Morning Coffee 93
- The Washington Capitals
unveil their new jersey
tonight, though they have a picture on their web site. I’ve got
mixed feelings, though I’m trying to reserve judgement until I see
it “in action”. I like that they’re back to the traditional Caps
colors. But the Caps have jersey change fatigue. They only had the
screaming eagle jersey for twelve years, and they swapped out the
blue jersey for the black one (that started life as a third jersey)
somewhere along the line.
- Lawrence Lessig hangs
up his IP spurs
to go after the deep corruption of the political process. He points
out that after a decade focusing on IP, he’s learned all he is going
to about these issues so he decided (among other reasons) that it
was time to start fresh learning about something new. I keep telling
my kids that “always keep learning” is one of the secrets to life.
This move by Lessig is the embodiment of that principle. Good for
him. (via John Lam)
- My old team keep chugging along. They’ve recently added “special
coverage” sections on Agile
Development
and Enterprise
Architecture.
- Miguel de Icaza
details the
three week “hackathon” (his words, not mine) they went thru to get a
working version of Silverlight on
Mono – aka
Moonlight – in time for
ReMix 07 in Paris. It’s an impressive engineering achievement, to
say the least. Also, it’s nice to see the folks from Microsoft
France invite Miguel to come be a part of their keynote. (via Larry
O’Brien)
- Rob Bazinet points
outVisualSVN
in response to my question about SVN clients other than Tortoise.

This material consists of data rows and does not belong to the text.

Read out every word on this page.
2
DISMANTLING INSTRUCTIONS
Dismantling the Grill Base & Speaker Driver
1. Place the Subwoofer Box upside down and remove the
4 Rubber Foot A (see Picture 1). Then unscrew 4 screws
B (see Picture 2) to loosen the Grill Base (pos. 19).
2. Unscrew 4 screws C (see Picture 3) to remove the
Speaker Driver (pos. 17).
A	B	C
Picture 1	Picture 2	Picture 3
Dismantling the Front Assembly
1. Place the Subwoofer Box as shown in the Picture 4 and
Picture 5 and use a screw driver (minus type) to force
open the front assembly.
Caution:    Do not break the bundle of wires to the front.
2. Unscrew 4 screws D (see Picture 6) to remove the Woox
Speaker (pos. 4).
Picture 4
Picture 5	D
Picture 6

Like AnkhSVN, VisualSVN snaps into
Visual Studio. However, where AnkhSVN is a native SVN
implementation, VisualSVN depends on Tortoise. Scott Bellware
wrote
“VisualSVN takes a novel approach to bringing SVN into the Visual
Studio IDE… it brings Tortoise into the IDE!”. So it still sounds
like Tortoise is the SVN client everyone cares about.
- Scott Berkun
details
a variety of immature development and management methodologies,
including Development By Denial (DBD), Cover Your Ass Engineering
(CYAE) and my personal favorite Asshole Driven development (ADD).
Scott Hanselman
suggests
looking around and making sure you’re not said asshole. I tend to be
somewhat…how should I say it?…strong willed about the direction
projects I work on should take. My current project is about driving
a paradigm shift to service orientation, and I don’t think you can’t
drive that kind of change without being somewhat strong willed. It’s
a thin line between strong willed and asshole and hopefully I come
down on the right side of that line more often than not.
Posted by devhawk.net on June 22, 2007. Filed under Development and Morning Coffee. Tagged Open Source & Washington Capitals.